Fiona nodded, frowning. He could see her face clearly, and realized with a start that the light was growing. It was near dawn; the sky to the east was the shimmered color of a salmon’s scales.

“Christ, it’s almost morning! I’ve got to go!”

“Go?” Fiona’s eyes went round with horror. “You’re no going to try it
again?”

“I am. I’ve got to.” The lining of his mouth was cotton-dry, and he regretted that Fiona had used all the coffee extinguishing him. He fought down the hollow-bellied feeling and made it to his feet. His knees were wobbly, but he could walk.

“Are you mad, Rog? It’ll kill ye, sure!”

He shook his head, eyes fixed on the tall cleft stone.

“No,” he said, and hoped to hell he was right. “No, I know what went wrong. It won’t happen again.”

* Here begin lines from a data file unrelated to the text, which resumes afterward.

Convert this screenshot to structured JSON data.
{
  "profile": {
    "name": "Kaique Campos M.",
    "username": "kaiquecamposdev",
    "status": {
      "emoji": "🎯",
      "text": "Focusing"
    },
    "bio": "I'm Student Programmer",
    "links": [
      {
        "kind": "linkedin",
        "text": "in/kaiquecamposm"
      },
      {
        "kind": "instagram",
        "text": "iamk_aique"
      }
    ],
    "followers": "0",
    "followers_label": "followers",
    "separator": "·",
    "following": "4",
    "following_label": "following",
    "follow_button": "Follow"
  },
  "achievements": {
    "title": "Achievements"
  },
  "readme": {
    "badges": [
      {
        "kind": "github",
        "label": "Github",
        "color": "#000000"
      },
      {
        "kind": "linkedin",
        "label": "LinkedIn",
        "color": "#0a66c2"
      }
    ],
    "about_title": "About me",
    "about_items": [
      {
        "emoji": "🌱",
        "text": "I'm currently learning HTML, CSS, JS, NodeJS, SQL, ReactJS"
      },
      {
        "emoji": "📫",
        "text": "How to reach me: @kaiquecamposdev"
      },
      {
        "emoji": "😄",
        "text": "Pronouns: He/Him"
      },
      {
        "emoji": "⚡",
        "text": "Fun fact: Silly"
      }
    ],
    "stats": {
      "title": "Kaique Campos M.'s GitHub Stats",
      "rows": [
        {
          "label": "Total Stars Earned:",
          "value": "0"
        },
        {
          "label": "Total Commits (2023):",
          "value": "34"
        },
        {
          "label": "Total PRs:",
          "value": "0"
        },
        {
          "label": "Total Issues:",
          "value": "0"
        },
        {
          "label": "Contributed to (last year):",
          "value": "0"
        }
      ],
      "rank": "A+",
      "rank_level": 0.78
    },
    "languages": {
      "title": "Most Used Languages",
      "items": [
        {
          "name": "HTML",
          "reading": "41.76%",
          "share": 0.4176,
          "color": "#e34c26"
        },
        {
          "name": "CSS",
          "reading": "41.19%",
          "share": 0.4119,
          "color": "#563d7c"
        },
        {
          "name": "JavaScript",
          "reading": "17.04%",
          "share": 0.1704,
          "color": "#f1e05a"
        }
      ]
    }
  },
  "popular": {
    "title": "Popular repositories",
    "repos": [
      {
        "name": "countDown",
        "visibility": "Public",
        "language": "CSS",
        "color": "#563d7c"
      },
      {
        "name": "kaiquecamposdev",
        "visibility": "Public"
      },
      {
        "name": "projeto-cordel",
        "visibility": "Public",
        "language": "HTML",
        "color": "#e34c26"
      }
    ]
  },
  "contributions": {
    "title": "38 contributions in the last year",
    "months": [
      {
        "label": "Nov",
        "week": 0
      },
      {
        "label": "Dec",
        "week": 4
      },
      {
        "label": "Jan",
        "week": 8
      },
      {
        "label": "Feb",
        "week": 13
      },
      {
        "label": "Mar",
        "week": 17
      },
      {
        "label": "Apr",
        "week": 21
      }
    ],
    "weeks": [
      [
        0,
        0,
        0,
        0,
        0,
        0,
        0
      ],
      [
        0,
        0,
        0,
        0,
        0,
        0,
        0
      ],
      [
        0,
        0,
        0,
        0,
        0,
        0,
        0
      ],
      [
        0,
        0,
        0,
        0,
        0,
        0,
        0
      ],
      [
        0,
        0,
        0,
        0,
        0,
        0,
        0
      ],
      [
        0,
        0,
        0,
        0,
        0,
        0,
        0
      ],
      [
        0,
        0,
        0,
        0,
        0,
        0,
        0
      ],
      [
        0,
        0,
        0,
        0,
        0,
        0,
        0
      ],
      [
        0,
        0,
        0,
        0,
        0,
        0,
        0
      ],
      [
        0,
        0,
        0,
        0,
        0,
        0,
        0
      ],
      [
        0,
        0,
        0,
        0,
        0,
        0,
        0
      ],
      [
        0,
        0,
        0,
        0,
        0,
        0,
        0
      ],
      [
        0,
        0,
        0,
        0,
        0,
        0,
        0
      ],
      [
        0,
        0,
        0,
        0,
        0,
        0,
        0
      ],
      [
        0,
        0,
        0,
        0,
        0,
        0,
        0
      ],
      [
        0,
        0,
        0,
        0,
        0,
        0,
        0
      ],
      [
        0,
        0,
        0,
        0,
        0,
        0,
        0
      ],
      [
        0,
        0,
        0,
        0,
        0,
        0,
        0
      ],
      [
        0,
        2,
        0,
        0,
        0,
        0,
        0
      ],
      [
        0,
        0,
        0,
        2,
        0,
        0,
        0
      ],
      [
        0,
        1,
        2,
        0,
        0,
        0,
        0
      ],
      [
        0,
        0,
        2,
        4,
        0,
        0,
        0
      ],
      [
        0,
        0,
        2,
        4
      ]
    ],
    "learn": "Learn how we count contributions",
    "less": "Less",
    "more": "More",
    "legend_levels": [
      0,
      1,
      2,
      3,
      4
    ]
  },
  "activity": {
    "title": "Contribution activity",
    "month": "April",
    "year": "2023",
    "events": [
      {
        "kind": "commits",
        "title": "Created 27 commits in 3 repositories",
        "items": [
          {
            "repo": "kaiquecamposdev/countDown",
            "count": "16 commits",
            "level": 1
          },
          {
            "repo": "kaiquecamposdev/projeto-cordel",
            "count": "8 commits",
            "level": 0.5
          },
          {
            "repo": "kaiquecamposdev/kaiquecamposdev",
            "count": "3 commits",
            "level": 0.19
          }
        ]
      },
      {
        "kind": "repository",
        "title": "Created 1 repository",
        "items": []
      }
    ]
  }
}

“You can’t know, not for sure!”

“Aye, I do.” He took her hand from his sleeve and held it between his own; it was small and cold. He smiled at her, though his face felt strangely numb. “I hope Ernie’s not come home; he’ll have the police looking for you. You’d best hurry back.”

She shrugged, impatient.

“Och, he’s at the fishin’ with his cousin Neil; he’ll no be back till Tuesday. What d’ye mean, it won’t happen again—why won’t it?”

This was the thing that was harder to explain than the rest of it. He owed it to her to try, though.

“When I said I was thinking of my father, I was thinking of him from what I knew of him—the pictures of him in his airman’s kit, or with my mother. The thing is…I was born by that time. Do you see?” He searched her small, round face, and saw her blink slowly, comprehending. Her breath left her in a small sigh, of fear and wonder mingled.

“Ye didna only meet your Da, then, did ye?” she asked quietly.

He shook his head, wordless. No sight, no sound or smell or touch. There were no images at all to convey what it had been like to meet himself.

“I have to go,” he repeated softly. He squeezed her hand. “Fiona, I cannot say enough to thank you.”

She stared at him for a moment, her soft bottom lip thrust out, eyes glistening. Then she pulled loose, and twisting off her engagement ring, put it into his hand.

“It’s a wee stone, but it’s a real diamond,” she said. “It’ll maybe help.”

“I can’t take this!” He reached to give it back, but she took a step backward, and put her hands behind her back.

“Dinna worry, it’s insured,” she said. “Ernie’s a great one for the insurance.” She tried to smile at him, though the tears were running down her face now. “So am I.”

There was nothing more to say. He put the ring in the side pocket of his coat, and glanced at the great cleft stone, its black sides starting to glimmer as bits of mica and threads of quartz picked up the dawning light. He could hear the hum, still, though now it felt more like the pulsing of his blood; something inside him.

No words, and no need. He touched her face once lightly in farewell, and walked toward the stone, staggering slightly. He stepped into the cleft.

Fiona heard nothing, but the still, clear air of Midsummer’s Day shimmered with an echoed name.

She waited for a long time, until the sun rested on top of the stone.

“Slan leat, a charaid chòir,”
she said, softly. “Luck to you, dear friend.” She went slowly down the hill, and didn’t look back.